# Classical music on the accordion??



## Bridgeman

I ran into a recording of a young accordionist some weeks ago.
He plays Vivaldi, Bach and Scarlatti on accordion. 
For me accordion is only an instrument for folkmusic, so I was very suprised.

But the question is: Is it good or just tasteless??

Listen for yourself:






/S


----------



## Sebastien Melmoth

I adore the free-reed of the accordion, bandoneón, concertina, harmonica, reed organ, and the greatest of them all, the harmonium d'art (Kunstharmonium).

Karg-Elert, Dvorák, Bizet, Rossini, Franck, Guilmant, Schönberg, Lemmens, et al., all wrote for the harmonium.


----------



## Chopin_Fan777

A talented accordion player Mr. Andersson is. The accordion is a truly versatile instrument, and I dream of learning it someday.
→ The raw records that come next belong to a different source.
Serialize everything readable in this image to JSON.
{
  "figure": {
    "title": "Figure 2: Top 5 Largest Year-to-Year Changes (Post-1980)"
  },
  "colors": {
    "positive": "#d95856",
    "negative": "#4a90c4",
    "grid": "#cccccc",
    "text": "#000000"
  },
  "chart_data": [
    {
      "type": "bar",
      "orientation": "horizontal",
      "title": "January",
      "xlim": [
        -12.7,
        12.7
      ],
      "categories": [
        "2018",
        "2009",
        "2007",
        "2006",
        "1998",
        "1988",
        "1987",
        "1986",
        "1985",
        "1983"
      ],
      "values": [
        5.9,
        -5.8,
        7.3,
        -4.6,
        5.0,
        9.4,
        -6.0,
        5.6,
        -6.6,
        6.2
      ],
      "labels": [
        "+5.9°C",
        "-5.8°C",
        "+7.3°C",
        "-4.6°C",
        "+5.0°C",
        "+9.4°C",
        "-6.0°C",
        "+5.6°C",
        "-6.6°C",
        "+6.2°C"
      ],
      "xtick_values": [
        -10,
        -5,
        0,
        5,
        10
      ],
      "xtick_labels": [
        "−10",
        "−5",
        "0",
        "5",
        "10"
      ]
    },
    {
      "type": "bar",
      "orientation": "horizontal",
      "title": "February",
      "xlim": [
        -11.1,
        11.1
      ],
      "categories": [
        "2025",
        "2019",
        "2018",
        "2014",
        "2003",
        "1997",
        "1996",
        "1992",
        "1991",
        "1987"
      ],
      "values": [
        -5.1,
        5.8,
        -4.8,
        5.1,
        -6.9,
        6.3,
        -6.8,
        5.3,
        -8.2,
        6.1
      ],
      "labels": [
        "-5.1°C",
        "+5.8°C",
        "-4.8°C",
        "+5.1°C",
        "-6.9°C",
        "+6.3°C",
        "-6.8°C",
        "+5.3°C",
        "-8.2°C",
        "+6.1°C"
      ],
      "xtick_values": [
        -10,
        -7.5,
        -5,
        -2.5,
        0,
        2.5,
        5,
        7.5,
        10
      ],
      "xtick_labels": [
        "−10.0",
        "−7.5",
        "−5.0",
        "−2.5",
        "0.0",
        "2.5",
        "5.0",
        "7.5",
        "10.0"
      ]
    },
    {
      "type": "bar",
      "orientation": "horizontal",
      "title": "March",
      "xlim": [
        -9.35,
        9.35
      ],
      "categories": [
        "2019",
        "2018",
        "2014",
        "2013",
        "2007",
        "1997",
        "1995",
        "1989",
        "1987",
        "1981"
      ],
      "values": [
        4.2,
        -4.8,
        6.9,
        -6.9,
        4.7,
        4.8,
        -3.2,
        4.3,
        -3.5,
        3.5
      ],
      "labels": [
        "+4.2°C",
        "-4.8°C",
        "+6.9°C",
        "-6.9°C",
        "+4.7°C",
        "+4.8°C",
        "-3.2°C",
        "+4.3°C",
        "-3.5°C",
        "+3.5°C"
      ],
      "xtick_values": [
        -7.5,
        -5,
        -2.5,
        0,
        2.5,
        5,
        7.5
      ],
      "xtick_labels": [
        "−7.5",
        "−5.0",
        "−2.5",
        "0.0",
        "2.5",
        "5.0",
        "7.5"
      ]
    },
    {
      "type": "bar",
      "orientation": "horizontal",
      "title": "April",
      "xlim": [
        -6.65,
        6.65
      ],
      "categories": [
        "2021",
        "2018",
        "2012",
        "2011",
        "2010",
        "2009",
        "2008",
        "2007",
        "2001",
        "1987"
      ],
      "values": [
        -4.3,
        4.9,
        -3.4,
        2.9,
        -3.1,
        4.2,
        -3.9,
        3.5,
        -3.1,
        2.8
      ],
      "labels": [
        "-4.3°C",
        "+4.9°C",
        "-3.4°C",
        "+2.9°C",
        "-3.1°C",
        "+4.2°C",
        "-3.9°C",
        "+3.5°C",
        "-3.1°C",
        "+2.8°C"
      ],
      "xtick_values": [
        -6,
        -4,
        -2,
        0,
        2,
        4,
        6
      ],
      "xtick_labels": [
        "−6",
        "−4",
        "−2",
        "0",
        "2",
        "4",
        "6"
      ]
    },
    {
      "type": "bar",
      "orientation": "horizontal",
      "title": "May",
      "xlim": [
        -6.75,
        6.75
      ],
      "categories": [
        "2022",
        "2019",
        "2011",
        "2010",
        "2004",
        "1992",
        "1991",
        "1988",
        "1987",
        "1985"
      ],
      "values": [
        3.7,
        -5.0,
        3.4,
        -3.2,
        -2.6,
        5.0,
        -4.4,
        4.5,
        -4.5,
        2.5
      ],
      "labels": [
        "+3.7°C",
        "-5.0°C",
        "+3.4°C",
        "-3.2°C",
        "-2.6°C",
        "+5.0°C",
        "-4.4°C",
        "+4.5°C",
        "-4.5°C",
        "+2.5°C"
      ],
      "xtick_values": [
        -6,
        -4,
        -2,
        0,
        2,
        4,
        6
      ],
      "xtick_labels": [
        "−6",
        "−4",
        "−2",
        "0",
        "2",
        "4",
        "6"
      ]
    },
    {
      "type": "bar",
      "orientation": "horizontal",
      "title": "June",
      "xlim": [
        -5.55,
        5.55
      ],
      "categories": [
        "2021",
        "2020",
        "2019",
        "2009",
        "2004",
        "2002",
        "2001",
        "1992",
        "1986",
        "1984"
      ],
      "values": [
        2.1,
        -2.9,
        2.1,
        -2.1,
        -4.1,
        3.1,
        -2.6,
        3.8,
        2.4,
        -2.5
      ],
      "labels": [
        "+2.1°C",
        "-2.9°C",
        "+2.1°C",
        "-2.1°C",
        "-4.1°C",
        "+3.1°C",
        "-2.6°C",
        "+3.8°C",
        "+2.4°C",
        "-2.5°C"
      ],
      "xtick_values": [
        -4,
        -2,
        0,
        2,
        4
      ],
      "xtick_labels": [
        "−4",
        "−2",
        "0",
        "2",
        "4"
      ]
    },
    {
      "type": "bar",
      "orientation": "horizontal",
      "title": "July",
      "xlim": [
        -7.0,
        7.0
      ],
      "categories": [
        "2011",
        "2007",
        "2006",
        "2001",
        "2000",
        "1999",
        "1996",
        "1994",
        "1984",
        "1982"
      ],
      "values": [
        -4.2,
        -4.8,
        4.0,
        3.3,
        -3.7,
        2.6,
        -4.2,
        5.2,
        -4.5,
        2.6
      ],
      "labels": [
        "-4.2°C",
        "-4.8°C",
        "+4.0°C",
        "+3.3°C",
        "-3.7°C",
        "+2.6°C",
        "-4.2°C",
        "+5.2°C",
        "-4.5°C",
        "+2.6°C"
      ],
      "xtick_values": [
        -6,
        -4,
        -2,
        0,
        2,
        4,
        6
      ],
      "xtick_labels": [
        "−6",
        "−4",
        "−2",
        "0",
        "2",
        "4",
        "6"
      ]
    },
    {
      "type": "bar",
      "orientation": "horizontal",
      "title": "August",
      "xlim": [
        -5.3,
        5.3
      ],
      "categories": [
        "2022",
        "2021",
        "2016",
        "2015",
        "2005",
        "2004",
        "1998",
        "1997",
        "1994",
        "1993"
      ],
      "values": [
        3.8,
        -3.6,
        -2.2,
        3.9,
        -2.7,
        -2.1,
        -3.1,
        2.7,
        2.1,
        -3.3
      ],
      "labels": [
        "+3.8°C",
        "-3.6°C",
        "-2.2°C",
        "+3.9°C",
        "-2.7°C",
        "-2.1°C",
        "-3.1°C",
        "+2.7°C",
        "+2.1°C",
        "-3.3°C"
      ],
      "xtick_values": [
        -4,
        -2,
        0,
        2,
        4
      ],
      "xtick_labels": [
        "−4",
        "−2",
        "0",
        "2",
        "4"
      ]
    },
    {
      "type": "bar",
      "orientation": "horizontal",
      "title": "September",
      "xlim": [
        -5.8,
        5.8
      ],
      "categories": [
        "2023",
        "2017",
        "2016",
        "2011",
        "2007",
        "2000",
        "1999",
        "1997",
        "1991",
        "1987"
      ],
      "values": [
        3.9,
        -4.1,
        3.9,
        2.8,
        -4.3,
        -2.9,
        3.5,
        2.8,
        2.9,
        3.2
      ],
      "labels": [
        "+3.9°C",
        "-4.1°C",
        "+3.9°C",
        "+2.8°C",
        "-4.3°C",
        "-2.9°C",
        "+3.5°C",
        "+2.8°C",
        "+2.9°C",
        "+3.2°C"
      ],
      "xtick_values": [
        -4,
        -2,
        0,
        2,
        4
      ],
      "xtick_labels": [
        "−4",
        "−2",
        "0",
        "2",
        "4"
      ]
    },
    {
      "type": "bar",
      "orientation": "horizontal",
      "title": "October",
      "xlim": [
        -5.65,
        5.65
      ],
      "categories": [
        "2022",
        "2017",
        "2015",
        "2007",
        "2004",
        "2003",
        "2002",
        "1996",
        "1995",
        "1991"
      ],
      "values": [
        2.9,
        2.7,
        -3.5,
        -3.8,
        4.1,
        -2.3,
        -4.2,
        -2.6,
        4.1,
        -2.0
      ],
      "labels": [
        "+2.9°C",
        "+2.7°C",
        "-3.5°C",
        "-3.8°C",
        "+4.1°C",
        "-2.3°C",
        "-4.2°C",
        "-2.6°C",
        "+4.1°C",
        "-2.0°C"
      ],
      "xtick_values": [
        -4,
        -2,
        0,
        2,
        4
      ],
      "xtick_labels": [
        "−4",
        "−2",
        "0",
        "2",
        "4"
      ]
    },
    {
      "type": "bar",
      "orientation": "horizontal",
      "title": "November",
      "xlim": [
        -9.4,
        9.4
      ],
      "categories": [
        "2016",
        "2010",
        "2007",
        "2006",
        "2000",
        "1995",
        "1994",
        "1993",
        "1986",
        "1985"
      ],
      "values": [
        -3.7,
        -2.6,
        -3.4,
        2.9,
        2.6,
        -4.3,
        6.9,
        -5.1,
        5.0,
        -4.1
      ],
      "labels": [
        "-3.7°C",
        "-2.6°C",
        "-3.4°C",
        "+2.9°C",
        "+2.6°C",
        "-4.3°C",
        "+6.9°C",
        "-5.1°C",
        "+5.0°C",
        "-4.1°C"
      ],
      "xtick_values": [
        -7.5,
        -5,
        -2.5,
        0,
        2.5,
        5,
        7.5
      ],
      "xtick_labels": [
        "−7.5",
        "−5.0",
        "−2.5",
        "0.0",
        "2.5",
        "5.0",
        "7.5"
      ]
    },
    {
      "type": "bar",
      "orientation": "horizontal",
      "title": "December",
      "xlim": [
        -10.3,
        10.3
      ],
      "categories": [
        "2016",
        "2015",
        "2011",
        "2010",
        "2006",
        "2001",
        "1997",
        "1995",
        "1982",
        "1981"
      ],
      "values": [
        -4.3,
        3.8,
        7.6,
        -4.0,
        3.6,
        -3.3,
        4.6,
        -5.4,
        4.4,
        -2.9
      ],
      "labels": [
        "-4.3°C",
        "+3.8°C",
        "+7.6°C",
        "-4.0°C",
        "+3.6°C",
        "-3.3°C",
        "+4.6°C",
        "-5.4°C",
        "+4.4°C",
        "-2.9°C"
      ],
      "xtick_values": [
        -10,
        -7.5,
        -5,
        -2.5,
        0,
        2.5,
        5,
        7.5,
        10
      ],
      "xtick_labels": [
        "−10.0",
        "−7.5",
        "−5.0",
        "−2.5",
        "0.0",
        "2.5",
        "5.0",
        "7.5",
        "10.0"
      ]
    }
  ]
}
I've already gone quite far with the piano and violin, so playing an accordion would be really nice.


----------



## Art Rock

Gubaidulina and Piazzolla wrote great compositons for accordion or lrelated instruments (bandoneon, bayan).


----------



## Bernard OHanlon

Sebastien Melmoth said:


> I adore the free-reed of the accordion, bandoneón, concertina, harmonica, reed organ, and the greatest of them all, the harmonium d'art (Kunstharmonium).
> 
> Karg-Elert, Dvorák, Bizet, Rossini, Franck, Guilmant, Schönberg, Lemmens, et al., all wrote for the harmonium.


And so much of this music is deeply inspired too.


----------



## Guest

Accordion is used prominently in countless classical compositions... I can't imagine how it could be deemed a purely "nonclassical instrument" nowadays.


----------



## Pugg

Art Rock said:


> Gubaidulina and Piazzolla wrote great compositons for accordion or lrelated instruments (bandoneon, bayan).


Remember the Maxima tears at the wedding


----------